In this chapter we see something of the mechanics of a change in fortunes and a restoration and renewal among the people of God. Jeremiah sees a vision consisting of two baskets of figs.
So it was in the great reawakening of the 19th century, that many evangelicals were passed by, and many others were renewed. There were many Baptist churches, and many Independent churches, and interestingly enough, Methodists too who were largely passed by. A hundred years and more before, it had been the early Methodist preachers who were the instruments of revival. By 1859, they were passed by. Good figs, bad figs. Here is the principle: ‘You see the people who are going to be carried away into captivity?’, says God to Jeremiah; ‘I will bring out of them a remnant and bring them back. But the bad figs, I'm just going to let go. I'm not going to revive them.’ When we look at evangelicalism today, and we pray for revival, and we are concerned to see a resuscitation of things and restoration and renewal in our time, let's make no mistake: it won't be after the principle of God's way of working to restore everything. It will be after the principle of God's working, that there will be a new generation or a remnant used, if there is to be restoration and renewal to bring in a fresh tide of blessing. But even though they may be born again and their redemption will not be lost, and they may go to be with Christ forever, it may well be that a whole generation of lethargic, unappreciative Christians, who have been party to the great decline, are not used in the restoration and in the renewal. If they prefer compromise to standing for the Lord; if they prefer accommodation to all the things the Lord hates, the Lord will pass them by. So here is the question: if there is to be restoration and renewal in our time, will we be among those who are passed by? Or will we be privileged to be among the new generation that the Lord raises up for a great tide of blessing? Which will it be? Because here is the principle by which God works: he doesn't restore the whole lump.

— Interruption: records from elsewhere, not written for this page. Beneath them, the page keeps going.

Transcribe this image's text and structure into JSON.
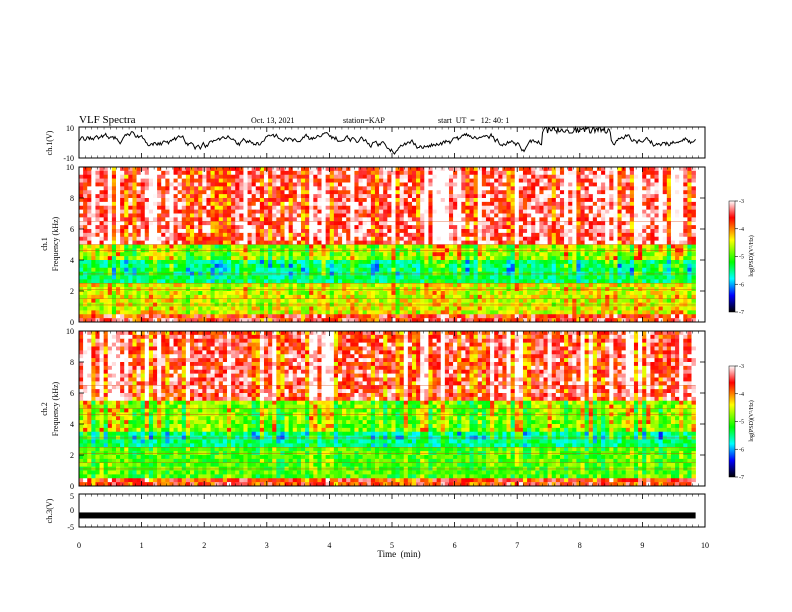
{
  "header": {
    "title": "VLF Spectra",
    "date": "Oct. 13, 2021",
    "station": "station=KAP",
    "start_time": "start  UT  =   12: 40: 1"
  },
  "chart_data": [
    {
      "type": "line",
      "panel": "ch1-waveform",
      "ylabel": "ch.1(V)",
      "ylim": [
        -10,
        10
      ],
      "ytick_labels": [
        "10",
        "-10"
      ],
      "xlim": [
        0,
        10
      ],
      "note_values": "voltage trace fluctuating roughly between -8 and +8 V, saturating near +10 V around 7.5-8.5 min"
    },
    {
      "type": "heatmap",
      "panel": "ch1-spectrogram",
      "ylabel": "ch.1\nFrequency (kHz)",
      "ylabel_line1": "ch.1",
      "ylabel_line2": "Frequency (kHz)",
      "ylim": [
        0,
        10
      ],
      "ytick_labels": [
        "0",
        "2",
        "4",
        "6",
        "8",
        "10"
      ],
      "xlim": [
        0,
        10
      ],
      "colorbar": {
        "label": "log(PSD)(V²/Hz)",
        "range": [
          -7,
          -3
        ],
        "tick_labels": [
          "-3",
          "-4",
          "-5",
          "-6",
          "-7"
        ],
        "colormap": [
          "#ffffff",
          "#ff0000",
          "#ffff00",
          "#00ff00",
          "#00ffff",
          "#0000ff",
          "#000000"
        ]
      },
      "bands": [
        {
          "from_khz": 5.0,
          "to_khz": 10.0,
          "level": -3.3
        },
        {
          "from_khz": 4.0,
          "to_khz": 5.0,
          "level": -4.5
        },
        {
          "from_khz": 2.5,
          "to_khz": 4.0,
          "level": -5.3
        },
        {
          "from_khz": 0.5,
          "to_khz": 2.5,
          "level": -4.3
        },
        {
          "from_khz": 0.0,
          "to_khz": 0.5,
          "level": -3.5
        }
      ]
    },
    {
      "type": "heatmap",
      "panel": "ch2-spectrogram",
      "ylabel_line1": "ch.2",
      "ylabel_line2": "Frequency (kHz)",
      "ylim": [
        0,
        10
      ],
      "ytick_labels": [
        "0",
        "2",
        "4",
        "6",
        "8",
        "10"
      ],
      "xlim": [
        0,
        10
      ],
      "colorbar": {
        "label": "log(PSD)(V²/Hz)",
        "range": [
          -7,
          -3
        ],
        "tick_labels": [
          "-3",
          "-4",
          "-5",
          "-6",
          "-7"
        ],
        "colormap": [
          "#ffffff",
          "#ff0000",
          "#ffff00",
          "#00ff00",
          "#00ffff",
          "#0000ff",
          "#000000"
        ]
      },
      "bands": [
        {
          "from_khz": 5.5,
          "to_khz": 10.0,
          "level": -3.4
        },
        {
          "from_khz": 3.5,
          "to_khz": 5.5,
          "level": -4.6
        },
        {
          "from_khz": 2.5,
          "to_khz": 3.5,
          "level": -5.4
        },
        {
          "from_khz": 0.5,
          "to_khz": 2.5,
          "level": -4.8
        },
        {
          "from_khz": 0.0,
          "to_khz": 0.5,
          "level": -3.6
        }
      ]
    },
    {
      "type": "line",
      "panel": "ch3-waveform",
      "ylabel": "ch.3(V)",
      "ylim": [
        -5,
        5
      ],
      "ytick_labels": [
        "5",
        "0",
        "-5"
      ],
      "xlim": [
        0,
        10
      ],
      "level_v": -1.5,
      "note_values": "thick near-constant trace around -1.5 V"
    }
  ],
  "xaxis": {
    "label": "Time  (min)",
    "tick_labels": [
      "0",
      "1",
      "2",
      "3",
      "4",
      "5",
      "6",
      "7",
      "8",
      "9",
      "10"
    ],
    "range": [
      0,
      10
    ],
    "data_end_min": 9.85
  }
}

He takes out a remnant, a faithful remnant, and in the course of time he blesses it and he bypasses the others. Even though they may be born again, they may lose participation in great instrumentality and in restoration and in renewal.

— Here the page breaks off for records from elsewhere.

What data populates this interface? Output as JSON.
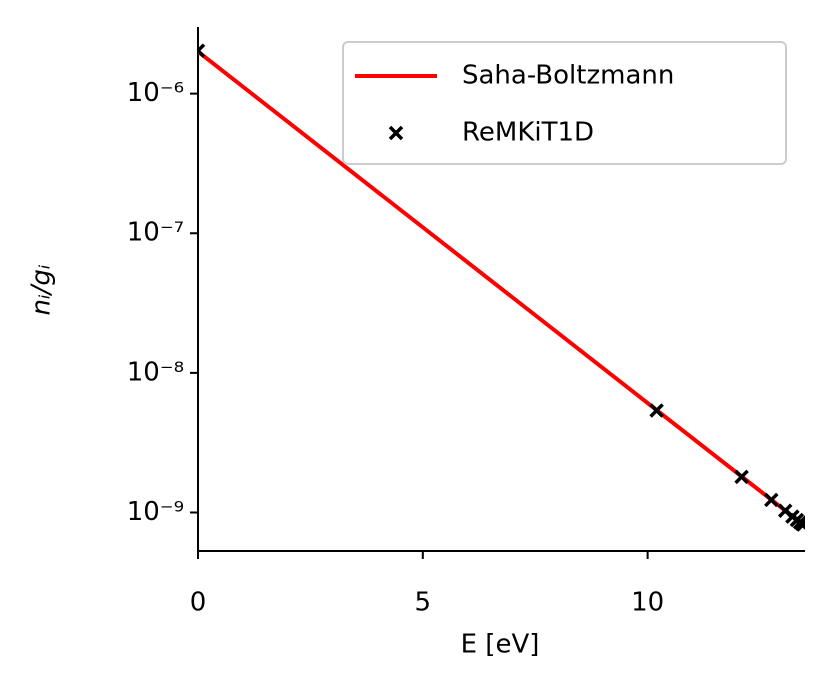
{
  "chart_data": {
    "type": "line-scatter",
    "xlabel": "E [eV]",
    "ylabel": "nᵢ/gᵢ",
    "xlim": [
      0,
      13.5
    ],
    "xticks": [
      0,
      5,
      10
    ],
    "ylim": [
      5.3e-10,
      3e-06
    ],
    "yscale": "log",
    "yticks": [
      {
        "value": 1e-09,
        "label": "10⁻⁹"
      },
      {
        "value": 1e-08,
        "label": "10⁻⁸"
      },
      {
        "value": 1e-07,
        "label": "10⁻⁷"
      },
      {
        "value": 1e-06,
        "label": "10⁻⁶"
      }
    ],
    "legend": "upper right",
    "series": [
      {
        "name": "Saha-Boltzmann",
        "type": "line",
        "color": "#ff0000",
        "x": [
          0,
          13.5
        ],
        "values": [
          2e-06,
          8e-10
        ]
      },
      {
        "name": "ReMKiT1D",
        "type": "scatter",
        "color": "#000000",
        "x": [
          0,
          10.2,
          12.09,
          12.75,
          13.06,
          13.22,
          13.32,
          13.39,
          13.43,
          13.46
        ],
        "values": [
          2.03e-06,
          5.38e-09,
          1.8e-09,
          1.23e-09,
          1.03e-09,
          9.35e-10,
          8.83e-10,
          8.48e-10,
          8.3e-10,
          8.2e-10
        ]
      }
    ]
  }
}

It is so kind of the Lord that in this great Book of the prophet Jeremiah, where there are so many prophecies given at different times about the impending judgement, some starting over a decade before it took place, going right up to the eleventh hour. Interspersed with them are these promises of a glorious future: the return from captivity, and then the coming of Christ. What an encouraging way to construct a book, so that the enlightened and the godly kept coming across the promises, the prophecies.